India: Not Our First Rodeo
It may come as an agreeable surprise to screen printing people to find that in India, screen printing has advanced rapidly during the past few years.
Why do we pay so much attention to what goes on in India's screen-printing industry? Is it the exotic nature of the country, its people, and its graphics? It is the fact that screen-printed goods must appeal to and satisfy such a huge population? Is it because the technologies and capabilities grow by leaps and bounds?
All of the above.
Mike Young has been kind enough to document his travels to India and interactions with screen printers over there for Screen Printing for at least a half dozen years. And as good as his coverage is, those articles aren't the first tour guides of India to grace the pages of this venerable publication. Consider the following excerpts from "Screen Printing in India," published in the May 1959 edition of Screen Process (the former title of Screen Printing), and compare them to snippets from Young's observations in the August/September 2011 issue of Screen Printing.
It may come as an agreeable surprise to screen printing people to find that in India, screen printing has advanced rapidly during the past few years, and that despite material and equipment shortages (in some cases, total non-availability), and an adverse condition of business secrecy which reminds us of similar "growing pains" in the industry in the United States, and probably in some other countries, screen printing has become a supplemental industry, developing both advertising and decorative wise.
In our trip through these plants in India, by way of their cooperation in furnishing publishable material for these pages, the economic importance of screen printing to the nation is amply brought out. It is also evident that despite the rapid growth of screen printing within the past three years or so, demand, rather than necessity of selling has forced the growth, literally lifting the industry in India by its own bootstraps....
It is only by producing high quality, and selling it after it is produced, according to the time-proven concepts of industry cooperation, rather than the maintenance of a wall of secrecy between competitors, who must face each other fairly and squarely, that the eventual dissolving of present restrictive conditions will be brought about by sheer weight of economic importance, in India, as it has been similarly experienced in other nations.

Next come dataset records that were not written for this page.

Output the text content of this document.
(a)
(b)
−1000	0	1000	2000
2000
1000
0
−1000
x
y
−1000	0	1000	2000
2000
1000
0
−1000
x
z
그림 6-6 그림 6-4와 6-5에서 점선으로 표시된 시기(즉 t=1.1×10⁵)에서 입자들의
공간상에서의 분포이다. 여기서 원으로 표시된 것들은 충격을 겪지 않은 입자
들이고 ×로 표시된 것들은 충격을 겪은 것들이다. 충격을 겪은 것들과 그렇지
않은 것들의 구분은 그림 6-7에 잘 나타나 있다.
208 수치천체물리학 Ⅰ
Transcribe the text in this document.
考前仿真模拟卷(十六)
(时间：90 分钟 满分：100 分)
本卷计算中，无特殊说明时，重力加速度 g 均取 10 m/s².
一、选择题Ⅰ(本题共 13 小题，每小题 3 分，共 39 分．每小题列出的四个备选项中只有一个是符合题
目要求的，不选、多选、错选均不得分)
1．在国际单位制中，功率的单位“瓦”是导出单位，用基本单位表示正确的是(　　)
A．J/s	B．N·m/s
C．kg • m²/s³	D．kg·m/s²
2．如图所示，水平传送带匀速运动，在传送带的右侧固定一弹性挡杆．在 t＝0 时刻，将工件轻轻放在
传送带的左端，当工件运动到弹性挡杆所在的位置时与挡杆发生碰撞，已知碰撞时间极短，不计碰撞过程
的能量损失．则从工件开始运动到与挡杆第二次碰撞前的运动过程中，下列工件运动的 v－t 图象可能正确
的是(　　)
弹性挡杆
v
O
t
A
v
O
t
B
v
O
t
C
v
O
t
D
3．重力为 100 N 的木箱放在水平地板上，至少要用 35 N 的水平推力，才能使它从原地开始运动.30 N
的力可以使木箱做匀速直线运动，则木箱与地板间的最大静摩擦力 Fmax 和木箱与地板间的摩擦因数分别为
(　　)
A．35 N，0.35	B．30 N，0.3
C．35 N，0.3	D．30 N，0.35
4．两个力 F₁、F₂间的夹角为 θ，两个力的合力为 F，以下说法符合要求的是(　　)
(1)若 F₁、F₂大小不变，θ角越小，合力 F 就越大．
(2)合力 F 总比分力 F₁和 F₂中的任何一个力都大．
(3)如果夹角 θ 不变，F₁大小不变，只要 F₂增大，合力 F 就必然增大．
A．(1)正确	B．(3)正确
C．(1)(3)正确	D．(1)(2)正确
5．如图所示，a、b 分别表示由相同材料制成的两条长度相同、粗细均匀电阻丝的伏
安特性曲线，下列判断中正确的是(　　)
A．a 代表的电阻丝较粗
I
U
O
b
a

The entire plant is effectively one huge clean room, save for the lobby/reception area, offices, cafeteria, and shipping department. The company proudly touts itself as the world’s largest screen printer of its type, and I have no qualms to the contrary from what I saw. Due to its enormous production capability to provide more than 15 million sets of automotive and graphic decals of all types annually, typically averaging five colors, it probably is the world’s biggest—period! It is certainly one of the most pleasant and organized screen-printing factories I have ever visited. The facility is laid out effectively for an optimized workflow in 130,000 sq ft of actual production space, although management claims they are running out of room quickly.
The plant boasts some of the most sophisticated, state-of-the-art collection of high-end printing machinery at varying automation levels, covering several sizes of flatbeds, cylinders, and roll-to-rolls to handle various substrates with either solvent or UV-based coatings. From my perspective, a similar thoughtfulness had apparently applied to their equally imposing fleet of pre-press processing equipment, as well as those to fully support their enormous post-printing operation―a wide range of finishing and fulfillment services—including a number of necessary quality-assurance requirements. In the case of their polyurethane doming operation, the company has one of the few worldwide hands-free, in-line, conveyorized doming lines, complete with robotic arms and multi-nozzle dispensing systems, to produce more than 200,000 domed labels in a single eight-hour shift.
The QA department works to guarantee long-lasting, high-quality, screen-printed products—particularly those that must conform to some of the world’s strictest automotive specifications. The team checks numerous physical and mechanical properties, in addition to durability when exposed to chemicals and atmospheric changes, which are simulated (accelerated), as required, either for days, weeks, or a number of years.